Water security and risks – Early findings from a ‘water diary’ study in Bangladesh, Ethiopia and Kenya

Authors: Sonia Hoque*, University of Oxford, Robert Hope, University of Oxford
Topics: Water Resources and Hydrology, Sustainability Science
Keywords: drinking water services, sustainable development goals, water use behavior, wealth inequalities
Session Type: Paper
Day: 4/4/2019
Start / End Time: 9:55 AM / 11:35 AM
Room: Balcony A, Marriott, Mezzanine Level
Presentation File: No File Uploaded


Water is intrinsically linked to people’s day to day lives; examining the experience of water (in)security require intensive research methods that ‘capture life as it is lived’ and record events and processes as they unfold over time. Current approaches, often based on infrequent cross-sectional surveys and interviews, are ineffective in unpacking the complexity of water-society challenges, particularly in contexts characterized by unreliable supplied, erratic weather patterns or fluctuating income flows.
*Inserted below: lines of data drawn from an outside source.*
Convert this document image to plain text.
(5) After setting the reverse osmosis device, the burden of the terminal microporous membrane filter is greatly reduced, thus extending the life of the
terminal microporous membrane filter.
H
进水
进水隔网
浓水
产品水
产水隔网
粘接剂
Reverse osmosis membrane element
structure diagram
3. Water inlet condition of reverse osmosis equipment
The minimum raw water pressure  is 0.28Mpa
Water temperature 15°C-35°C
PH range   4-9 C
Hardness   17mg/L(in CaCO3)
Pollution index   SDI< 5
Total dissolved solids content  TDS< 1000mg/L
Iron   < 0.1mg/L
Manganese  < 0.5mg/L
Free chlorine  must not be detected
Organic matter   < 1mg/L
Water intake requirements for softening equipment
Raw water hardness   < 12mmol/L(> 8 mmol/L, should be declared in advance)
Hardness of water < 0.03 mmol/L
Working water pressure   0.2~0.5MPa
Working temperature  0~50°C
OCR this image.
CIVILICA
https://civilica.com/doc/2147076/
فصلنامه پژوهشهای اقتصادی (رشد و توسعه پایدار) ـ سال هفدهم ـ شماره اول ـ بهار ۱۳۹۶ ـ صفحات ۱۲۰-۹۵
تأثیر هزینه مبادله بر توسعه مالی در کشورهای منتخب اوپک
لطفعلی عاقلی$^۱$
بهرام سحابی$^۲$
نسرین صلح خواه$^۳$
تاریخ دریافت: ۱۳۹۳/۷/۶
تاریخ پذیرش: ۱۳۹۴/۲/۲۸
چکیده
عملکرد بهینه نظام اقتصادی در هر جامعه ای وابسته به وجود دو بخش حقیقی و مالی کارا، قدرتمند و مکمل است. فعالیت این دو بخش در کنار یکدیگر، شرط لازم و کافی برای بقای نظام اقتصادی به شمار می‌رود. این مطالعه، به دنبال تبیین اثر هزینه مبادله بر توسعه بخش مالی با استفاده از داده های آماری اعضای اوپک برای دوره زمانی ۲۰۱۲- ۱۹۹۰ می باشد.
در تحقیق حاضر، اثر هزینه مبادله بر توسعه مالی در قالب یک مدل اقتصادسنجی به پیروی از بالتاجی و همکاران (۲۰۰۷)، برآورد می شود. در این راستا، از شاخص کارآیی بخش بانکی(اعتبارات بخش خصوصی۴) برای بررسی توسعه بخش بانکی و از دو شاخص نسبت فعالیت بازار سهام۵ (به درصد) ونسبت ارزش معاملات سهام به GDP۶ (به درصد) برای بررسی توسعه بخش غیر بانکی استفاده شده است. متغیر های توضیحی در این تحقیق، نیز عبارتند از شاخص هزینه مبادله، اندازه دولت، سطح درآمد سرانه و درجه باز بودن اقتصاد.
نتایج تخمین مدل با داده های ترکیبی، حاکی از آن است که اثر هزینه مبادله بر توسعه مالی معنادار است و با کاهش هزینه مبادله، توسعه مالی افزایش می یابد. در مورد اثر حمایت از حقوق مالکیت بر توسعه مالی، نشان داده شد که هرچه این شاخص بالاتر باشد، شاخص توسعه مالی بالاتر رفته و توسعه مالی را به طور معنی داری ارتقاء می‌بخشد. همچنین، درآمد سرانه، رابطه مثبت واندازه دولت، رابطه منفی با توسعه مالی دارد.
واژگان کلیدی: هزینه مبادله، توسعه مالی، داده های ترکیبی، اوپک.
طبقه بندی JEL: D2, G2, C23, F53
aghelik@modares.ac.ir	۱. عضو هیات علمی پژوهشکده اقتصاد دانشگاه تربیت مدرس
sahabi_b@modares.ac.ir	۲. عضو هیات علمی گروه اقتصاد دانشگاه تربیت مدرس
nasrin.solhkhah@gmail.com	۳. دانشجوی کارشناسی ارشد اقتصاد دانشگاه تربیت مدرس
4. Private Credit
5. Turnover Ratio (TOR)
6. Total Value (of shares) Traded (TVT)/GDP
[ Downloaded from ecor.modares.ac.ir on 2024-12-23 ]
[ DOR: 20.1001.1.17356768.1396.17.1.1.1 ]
To address this methodological challenge, we designed the ‘water diary’ method – an intensive longitudinal tool that captures daily records of household water sources, amount, uses and costs, along with expenditure data for food, health, education, transport and other categories. Here, we present unprecedented data from a year-long (ongoing) water diary study with over 500 households in across five sites in Kenya, Ethiopia and Bangladesh. The diversity of environmental, institutional and infrastructure risks in our study sites, including unreliable piped supply, drought, salinity, and river pollution, provide an interesting opportunity to explore the drivers, trade-offs and water security outcomes in both rural and urban settings. While recognizing the limitations of replicating such intensive methods at scale, we argue that such detailed data can complement existing methods in unmasking the socio-spatial inequalities and can support policy and practice through interdisciplinary evidence-based decision-making, particularly in contexts characterized by minimal, uncertain or absent data.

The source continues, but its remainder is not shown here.